Honestly, whether you duck hunt, pheasant hunt, fish, or whatever you do in the outdoors it’s so important to involve your kids. Don’t have a kid…borrow one from a sibling or even a trusting neighbor. It truly is that important to expose all youth to the outdoors at an early age if they’re to develop a life-long appreciation for living a life as a sportsman.

When I look at so many other hunters and fishermen I see their reasons for not taking youth along to be rather selfish. Oh, sure, quiet time in the blind or tree stand is probably not going to happen. You bet…you can count on kids to move or make a noise when it’s least opportune. And, of course, they will cough or sneeze without ever even trying to suppress such bodily actions…but they’re learning.

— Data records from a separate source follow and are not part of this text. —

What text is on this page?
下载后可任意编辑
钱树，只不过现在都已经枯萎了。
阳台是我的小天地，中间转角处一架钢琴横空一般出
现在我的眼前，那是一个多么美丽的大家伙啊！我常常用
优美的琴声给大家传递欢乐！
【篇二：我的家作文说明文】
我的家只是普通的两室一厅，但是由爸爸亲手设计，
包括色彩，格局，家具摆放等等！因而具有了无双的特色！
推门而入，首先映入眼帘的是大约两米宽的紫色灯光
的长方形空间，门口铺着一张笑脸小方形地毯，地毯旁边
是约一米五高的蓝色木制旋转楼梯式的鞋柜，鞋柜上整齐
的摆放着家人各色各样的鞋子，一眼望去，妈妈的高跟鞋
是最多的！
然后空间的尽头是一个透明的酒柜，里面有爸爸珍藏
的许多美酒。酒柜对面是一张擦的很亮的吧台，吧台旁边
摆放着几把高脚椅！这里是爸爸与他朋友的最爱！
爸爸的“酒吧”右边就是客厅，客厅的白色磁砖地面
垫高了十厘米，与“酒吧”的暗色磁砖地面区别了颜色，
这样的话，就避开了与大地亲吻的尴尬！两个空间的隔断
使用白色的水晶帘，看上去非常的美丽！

With Elsie, I’ve discovered that if we’re going to sit in a blind for 5+ hours we need to seek creative ways to fight boredom. I often encourage her to bring a book so she can read. In fact, that book reading was rather challenging last weekend in the rain. Oh, we were in a blind offering some protection…but with windows open there was constantly water spraying as it hit the screen windows. You can bet dad, as well as Elsie, kept a watchful eye on the school library book to make sure nothing was damaged.

Smiles In The Deer Stand Is Always A Good Sign.

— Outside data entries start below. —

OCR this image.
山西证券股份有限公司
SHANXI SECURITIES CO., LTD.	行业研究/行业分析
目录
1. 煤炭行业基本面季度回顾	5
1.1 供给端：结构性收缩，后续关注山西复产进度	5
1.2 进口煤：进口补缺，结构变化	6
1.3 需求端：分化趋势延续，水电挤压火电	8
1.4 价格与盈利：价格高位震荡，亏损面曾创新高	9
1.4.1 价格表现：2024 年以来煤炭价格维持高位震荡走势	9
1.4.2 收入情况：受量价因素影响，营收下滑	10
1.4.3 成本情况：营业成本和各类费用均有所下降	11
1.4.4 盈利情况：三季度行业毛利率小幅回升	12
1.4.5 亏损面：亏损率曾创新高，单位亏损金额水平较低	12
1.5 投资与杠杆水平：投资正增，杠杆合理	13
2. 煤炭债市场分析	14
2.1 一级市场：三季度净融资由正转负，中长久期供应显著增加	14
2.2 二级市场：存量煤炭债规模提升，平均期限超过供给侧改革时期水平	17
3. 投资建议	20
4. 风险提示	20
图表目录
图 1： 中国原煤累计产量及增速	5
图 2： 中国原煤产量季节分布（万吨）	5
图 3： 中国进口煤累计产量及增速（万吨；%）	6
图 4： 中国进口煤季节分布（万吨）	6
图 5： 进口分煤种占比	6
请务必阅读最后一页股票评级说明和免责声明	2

But there are other ways to fight boredom. Play guessing games…quietly sing songs by changing the lyrics to use the word “deer” and mention things found in the woods…heck, occasionally we even watch and look for deer or other wildlife movements.

Certainly for me when (or if) the day ever comes to go hunting without my little partner it’ll be a sad day, indeed. We do some of our best bonding while together in the woods sharing various outdoors experiences. Every once in a while I get to teach her something about the outdoors to better help her develop into an outdoors savvy person. Then, every once in a while, she reminds me just how wonderful it still is to view the natural world through young eyes willing to appreciate even the simplest of things nature has to offer.